Читать «Краткая история попы» онлайн - страница 66
Жан-Люк Энниг
Итак, вопреки словам доктора Вайнберга, убежденного, что «отдавать предпочтение ягодицам — значит желать лишенной сексуального характера мужественности», женщины выбирают задницу. Франсуаза Ксенакис всегда питала страсть к мужским задам. Ей нравится и попа Янника Ноа, и скульптурный зад Дискобола. «Афины плавились от зноя, — пишет она о последнем, — а я приходила в музей и часами любовалась им сзади. Великий Зевс, какой изгиб поясницы! И эта его правая ягодица, чуть выше левой!» Увы, мало кто из мужчин — коллег Франсуазы может похвастаться скульптурной задницей... Зато по улицам «порхают такие попки — просто чудо! Но, во-первых, они никогда не работают там, где работаю я, а во-вторых, я ясно вижу, что большинство обладателей выдающихся задниц больше всего на свете любят себе подобных!» Короче говоря, мужской зад рано или поздно разочаровывает женщину. Потому-то она, как правило, предпочитает ухо или лодыжку.

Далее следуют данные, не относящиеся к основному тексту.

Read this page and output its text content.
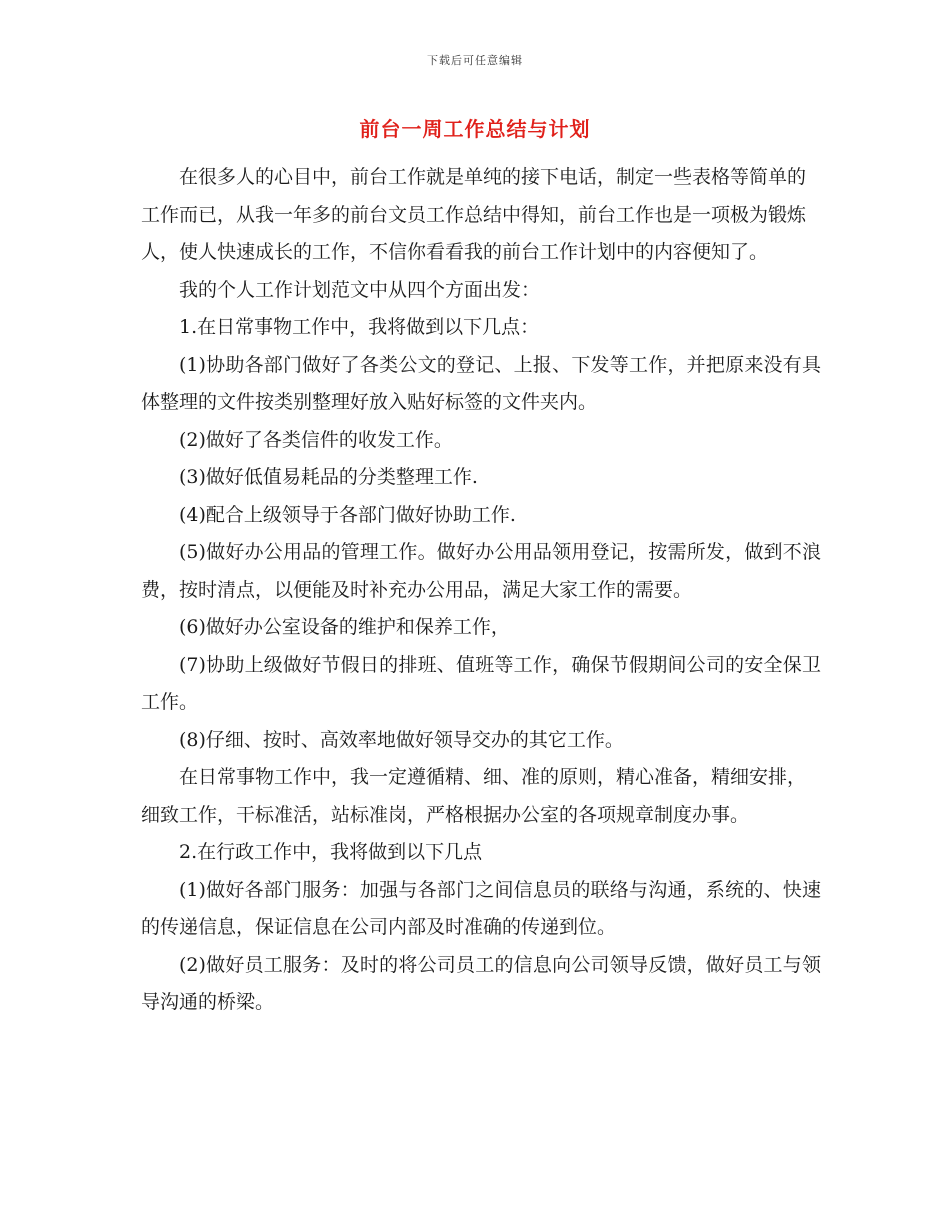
下载后可任意编辑
前台一周工作总结与计划

在很多人的心目中，前台工作就是单纯的接下电话，制定一些表格等简单的工作而已，从我一年多的前台文员工作总结中得知，前台工作也是一项极为锻炼人，使人快速成长的工作，不信你看看我的前台工作计划中的内容便知了。

我的个人工作计划范文中从四个方面出发：

1.在日常事物工作中，我将做到以下几点：

(1)协助各部门做好了各类公文的登记、上报、下发等工作，并把原来没有具体整理的文件按类别整理好放入贴好标签的文件夹内。

(2)做好了各类信件的收发工作。

(3)做好低值易耗品的分类整理工作.

(4)配合上级领导于各部门做好协助工作.

(5)做好办公用品的管理工作。做好办公用品领用登记，按需所发，做到不浪费，按时清点，以便能及时补充办公用品，满足大家工作的需要。

(6)做好办公室设备的维护和保养工作，

(7)协助上级做好节假日的排班、值班等工作，确保节假期间公司的安全保卫工作。

(8)仔细、按时、高效率地做好领导交办的其它工作。

在日常事物工作中，我一定遵循精、细、准的原则，精心准备，精细安排，细致工作，干标准活，站标准岗，严格根据办公室的各项规章制度办事。

2.在行政工作中，我将做到以下几点

(1)做好各部门服务：加强与各部门之间信息员的联络与沟通，系统的、快速的传递信息，保证信息在公司内部及时准确的传递到位。

(2)做好员工服务：及时的将公司员工的信息向公司领导反馈，做好员工与领导沟通的桥梁。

В истории живописи женские попы занимают все свободное пространство, мужской же зад появляется эпизодически. Никто не возьмется ответить, почему он внезапно «расцвел» в итальянском искусстве XVI века и бесследно исчез в развратном XVIII столетии. Говорят, живопись — мужское занятие. Бесспорно. При этом мужской зад — одна из тех вещей, которые крайне редко становятся объектом изображения. В этой части тела нет ни мужественности, ни силы. Мужественность — это меч в грозно поднятой руке, перевязь на бедре, а не то, что Ролан Барт называл «жертвой». Вот так и делился мир: мужчинам — меч, женщинам — округлость. Мужской заднице всегда сопутствовала некая неопределенность: вроде бы она и круглая, но ведь не женская, вроде бы и мускулистая, но это все равно не меч, да и ничего фаллического в ней нет. Никому-то она не нравилась. За исключением разве что Микеланджело и некоторых итальянских художников эпохи Возрождения, особенно Луки Синьорелли (он создал изображение победоносной, ликующей, дьявольски энергичной задницы), Понтормо и Андреа дель Сарто. И все-таки вершин славы мужской зад достиг именно благодаря Микеланджело. Никогда больше эта часть мужского тела не достигала такого величия, разве что в надменных колоссах у стадиона «Форо Италико» — в 30-х годах их поставили на берегу Тибра по приказу Муссолини.
Некоторые искусствоведы считают зад Микеланджело строгим и античным, но я с этим категорически не согласен. Он пылкий, громогласный, разнузданный, бешеный. Он повергает в дрожь. Никогда задница не была такой вдохновенной и выразительной. Микеланджело, пишет Вазари, считал мужскую наготу божественной. Найти ее человеческое воплощение довольно трудно — не стоит искать его ни на картоне «Битва при Кашине», ни на фреске «Страшный суд» (но можете попробовать найти его у гавайских серферов или у морских пехотинцев на Ваикики). Немногие художники испытывали подобную необузданную страсть к мужским плечам, коленям и ягодицам, ко всем этим выпуклостям, воспетым великим флорентийцем. Мощные полушария ягодиц у Микеланджело словно бы пытаются вырваться на волю, взлететь в порыве неистовой страсти, взорваться («Лучники»), а иногда падают в пламя, подобно двум сцепившимся летучим мышам («Страшный суд», группа проклятых с фигурой Миноса в центре). Ягодицы Микеланджело не раскачиваются справа налево, они движутся снизу вверх. Эти ягодицы напоминают петушиный гребень или фригийский колпак, они венчают ноги и бедра, утверждая свою силу и мощь. Они выгибаются — и все тело напрягается в ответном возбуждении. Борозда рассекает не только полушария ягодиц — она делит надвое всю спину вплоть до основания черепа. Расщелина зада уничтожает изначальное единство, и человек полностью раскрывается, словно его разрубили топором. Жопа у Микеланджело — не просто центр тела, но и вместилище духа.